Though it would be nice to stop worrying about a flooded basement, the main reason for the city—and you—to grab a shovel is less self-serving: It’s a great way to improve water quality in Puget Sound and urban streams. In many older Seattle houses, antiquated sewage systems combine a household’s wastewater and storm water in one pipe, often sending both to a city wastewater treatment plant. A serious winter storm can overwhelm the wastewater system and release untreated water into Puget Sound—an event called a combined sewer overflow, or CSO. Every home that collects its own runoff lowers the chance of a CSO. It also reduces the amount of water blasting into urban creeks, which is a benefit to struggling salmon populations. Additionally, the rich soils and leafy plants of a rain garden act like a backyard Brita, filtering pollutants from the water before it re-enters the water table.

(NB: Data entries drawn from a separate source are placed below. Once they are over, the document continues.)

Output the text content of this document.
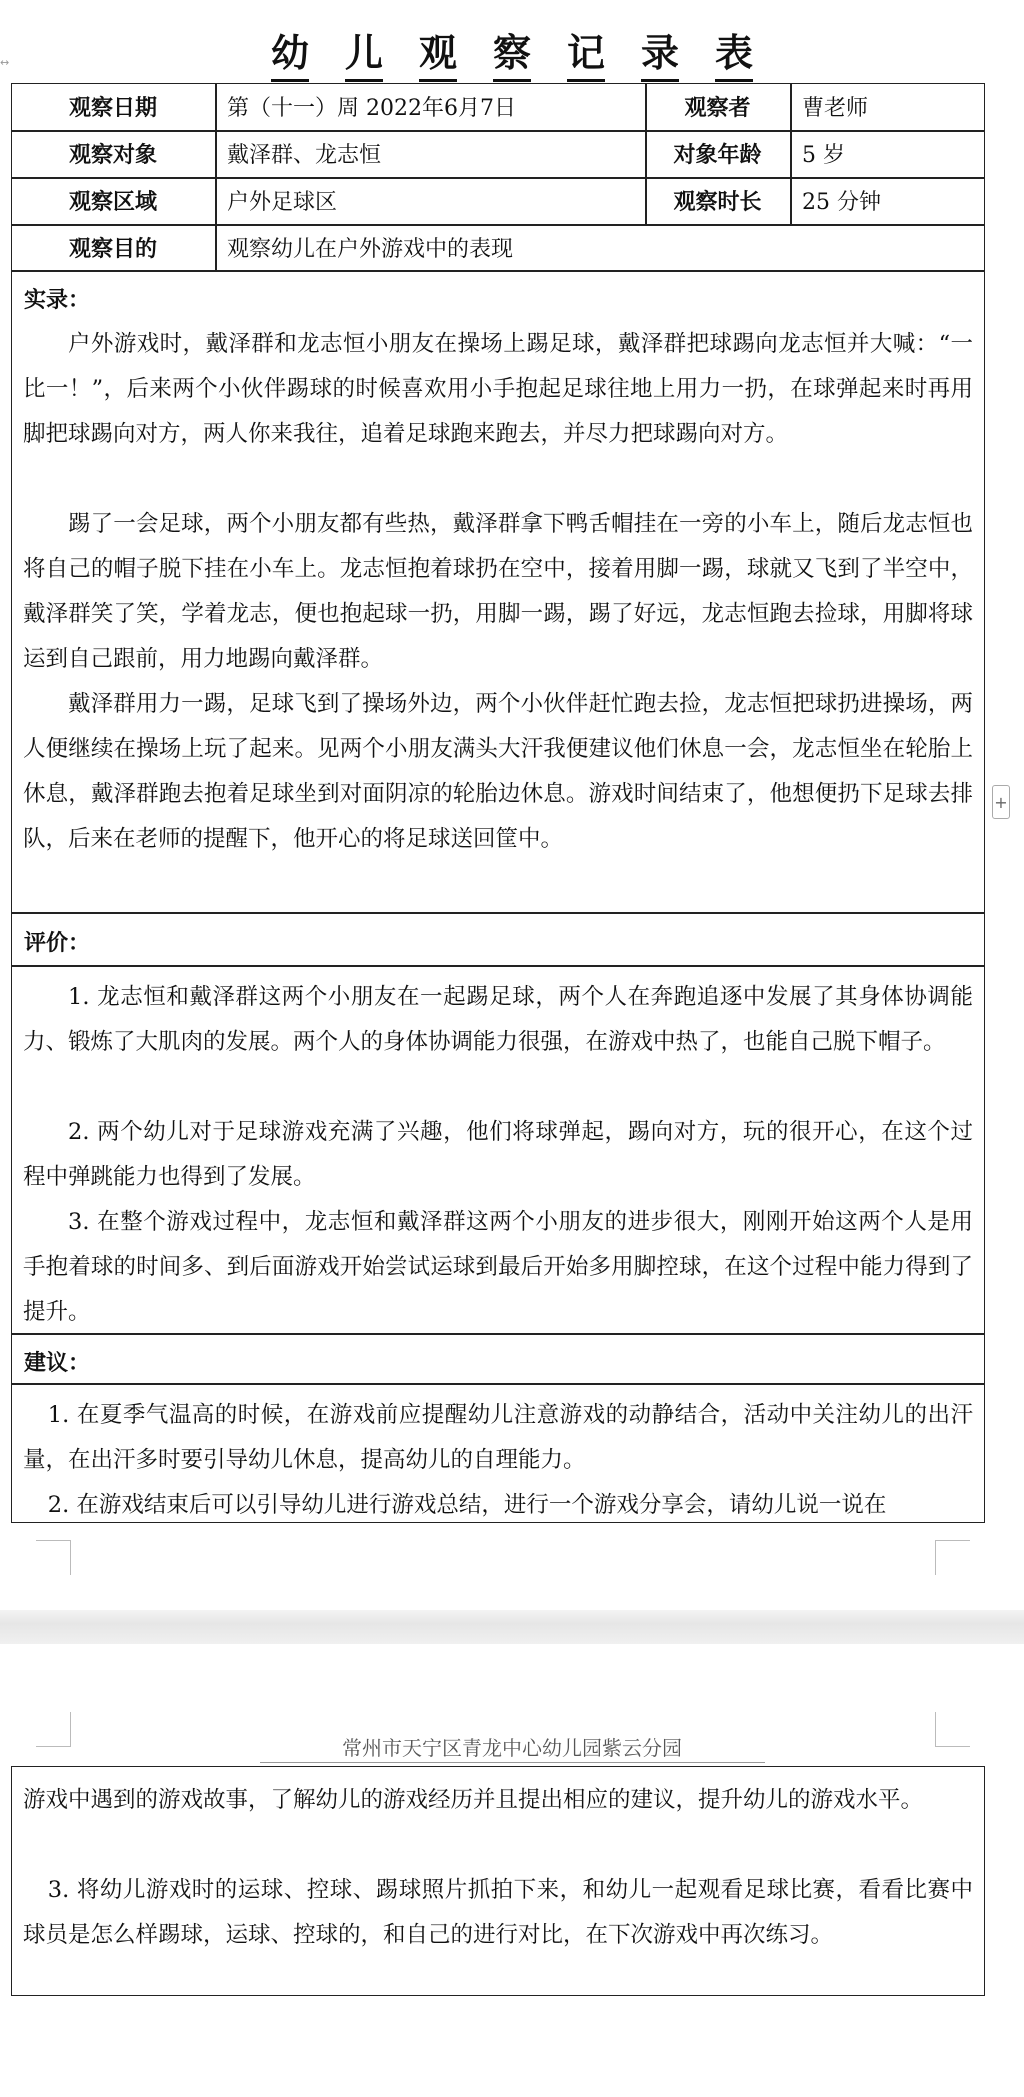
↔	幼 儿 观 察 记 录 表
观察日期	第（十一）周 2022年6月7日	观察者	曹老师
观察对象	戴泽群、龙志恒	对象年龄	5 岁
观察区域	户外足球区	观察时长	25 分钟
观察目的	观察幼儿在户外游戏中的表现
实录：

户外游戏时，戴泽群和龙志恒小朋友在操场上踢足球，戴泽群把球踢向龙志恒并大喊：“一比一！”，后来两个小伙伴踢球的时候喜欢用小手抱起足球往地上用力一扔，在球弹起来时再用脚把球踢向对方，两人你来我往，追着足球跑来跑去，并尽力把球踢向对方。

踢了一会足球，两个小朋友都有些热，戴泽群拿下鸭舌帽挂在一旁的小车上，随后龙志恒也将自己的帽子脱下挂在小车上。龙志恒抱着球扔在空中，接着用脚一踢，球就又飞到了半空中，戴泽群笑了笑，学着龙志，便也抱起球一扔，用脚一踢，踢了好远，龙志恒跑去捡球，用脚将球运到自己跟前，用力地踢向戴泽群。

戴泽群用力一踢，足球飞到了操场外边，两个小伙伴赶忙跑去捡，龙志恒把球扔进操场，两人便继续在操场上玩了起来。见两个小朋友满头大汗我便建议他们休息一会，龙志恒坐在轮胎上休息，戴泽群跑去抱着足球坐到对面阴凉的轮胎边休息。游戏时间结束了，他想便扔下足球去排队，后来在老师的提醒下，他开心的将足球送回筐中。

评价：

1. 龙志恒和戴泽群这两个小朋友在一起踢足球，两个人在奔跑追逐中发展了其身体协调能力、锻炼了大肌肉的发展。两个人的身体协调能力很强，在游戏中热了，也能自己脱下帽子。

2. 两个幼儿对于足球游戏充满了兴趣，他们将球弹起，踢向对方，玩的很开心，在这个过程中弹跳能力也得到了发展。

3. 在整个游戏过程中，龙志恒和戴泽群这两个小朋友的进步很大，刚刚开始这两个人是用手抱着球的时间多、到后面游戏开始尝试运球到最后开始多用脚控球，在这个过程中能力得到了提升。

建议：

1. 在夏季气温高的时候，在游戏前应提醒幼儿注意游戏的动静结合，活动中关注幼儿的出汗量，在出汗多时要引导幼儿休息，提高幼儿的自理能力。

2. 在游戏结束后可以引导幼儿进行游戏总结，进行一个游戏分享会，请幼儿说一说在

+
常州市天宁区青龙中心幼儿园紫云分园

游戏中遇到的游戏故事，了解幼儿的游戏经历并且提出相应的建议，提升幼儿的游戏水平。

3. 将幼儿游戏时的运球、控球、踢球照片抓拍下来，和幼儿一起观看足球比赛，看看比赛中球员是怎么样踢球，运球、控球的，和自己的进行对比，在下次游戏中再次练习。
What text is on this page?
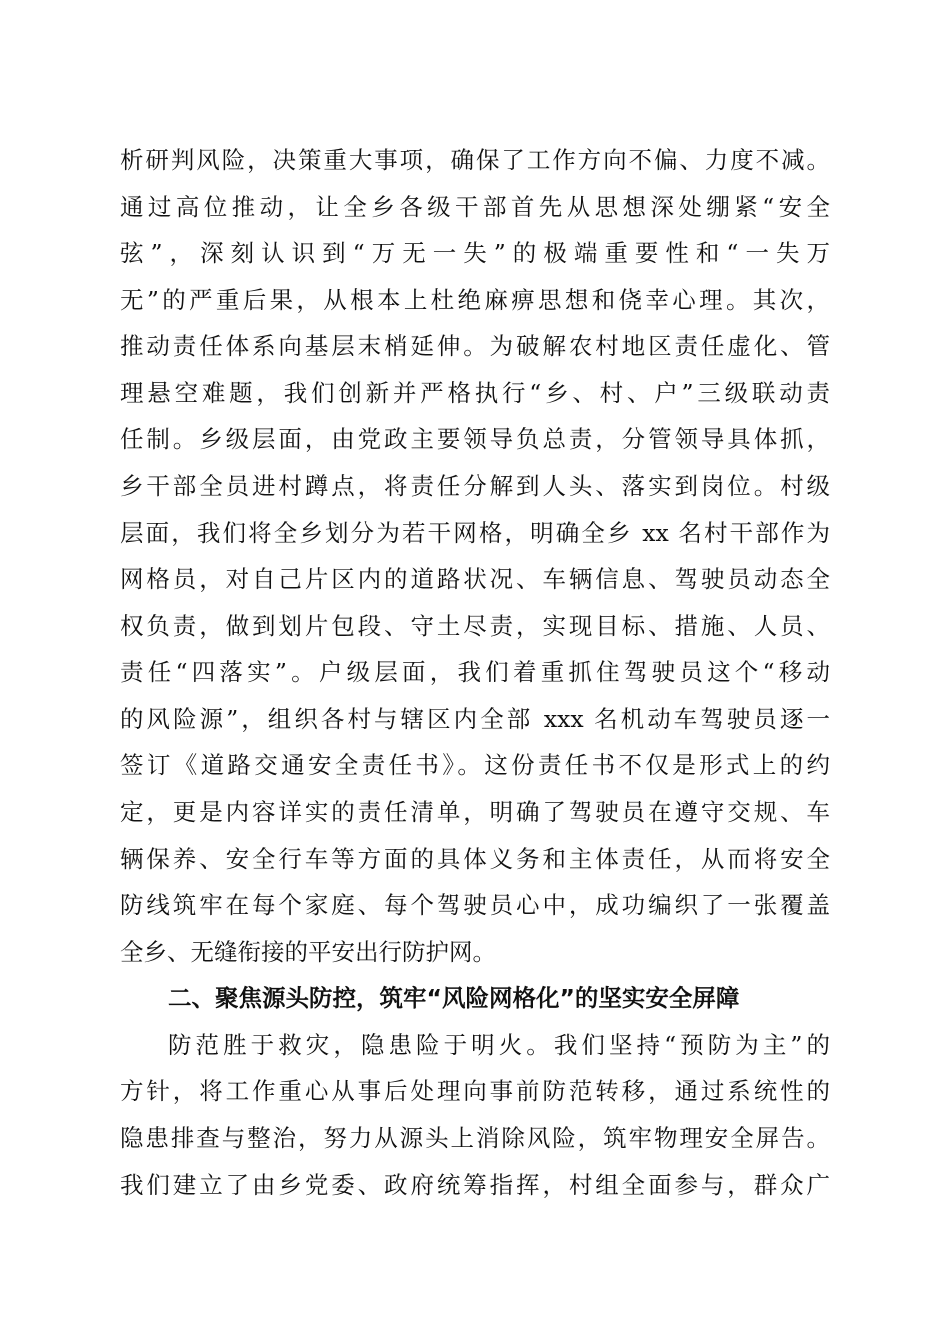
析研判风险，决策重大事项，确保了工作方向不偏、力度不减。
通过高位推动，让全乡各级干部首先从思想深处绷紧“安全
弦”，深刻认识到“万无一失”的极端重要性和“一失万
无”的严重后果，从根本上杜绝麻痹思想和侥幸心理。其次，
推动责任体系向基层末梢延伸。为破解农村地区责任虚化、管
理悬空难题，我们创新并严格执行“乡、村、户”三级联动责
任制。乡级层面，由党政主要领导负总责，分管领导具体抓，
乡干部全员进村蹲点，将责任分解到人头、落实到岗位。村级
层面，我们将全乡划分为若干网格，明确全乡 xx 名村干部作为
网格员，对自己片区内的道路状况、车辆信息、驾驶员动态全
权负责，做到划片包段、守土尽责，实现目标、措施、人员、
责任“四落实”。户级层面，我们着重抓住驾驶员这个“移动
的风险源”，组织各村与辖区内全部 xxx 名机动车驾驶员逐一
签订《道路交通安全责任书》。这份责任书不仅是形式上的约
定，更是内容详实的责任清单，明确了驾驶员在遵守交规、车
辆保养、安全行车等方面的具体义务和主体责任，从而将安全
防线筑牢在每个家庭、每个驾驶员心中，成功编织了一张覆盖
全乡、无缝衔接的平安出行防护网。
二、聚焦源头防控，筑牢“风险网格化”的坚实安全屏障
防范胜于救灾，隐患险于明火。我们坚持“预防为主”的
方针，将工作重心从事后处理向事前防范转移，通过系统性的
隐患排查与整治，努力从源头上消除风险，筑牢物理安全屏告。
我们建立了由乡党委、政府统筹指挥，村组全面参与，群众广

Unlike some eco-measures (scratchy recycled toilet paper; unattractive compact fluorescents), this particular innovation is also less hair shirt than enhancement. Lyn Dillman, whose West Seattle rain garden was designed by In Harmony Sustainable Landscapes in 2008, had a patio installed next to her rain garden. “It’s a nice oasis,” she says. Instead of relying on a downspout to funnel her roof runoff, Dillman hung a copper rain chain that feeds into a small catch basin. This connects underground to flexible piping that leads to the garden. “It’s all covered with river rock, so it looks like I have a little streambed through my yard,” she says.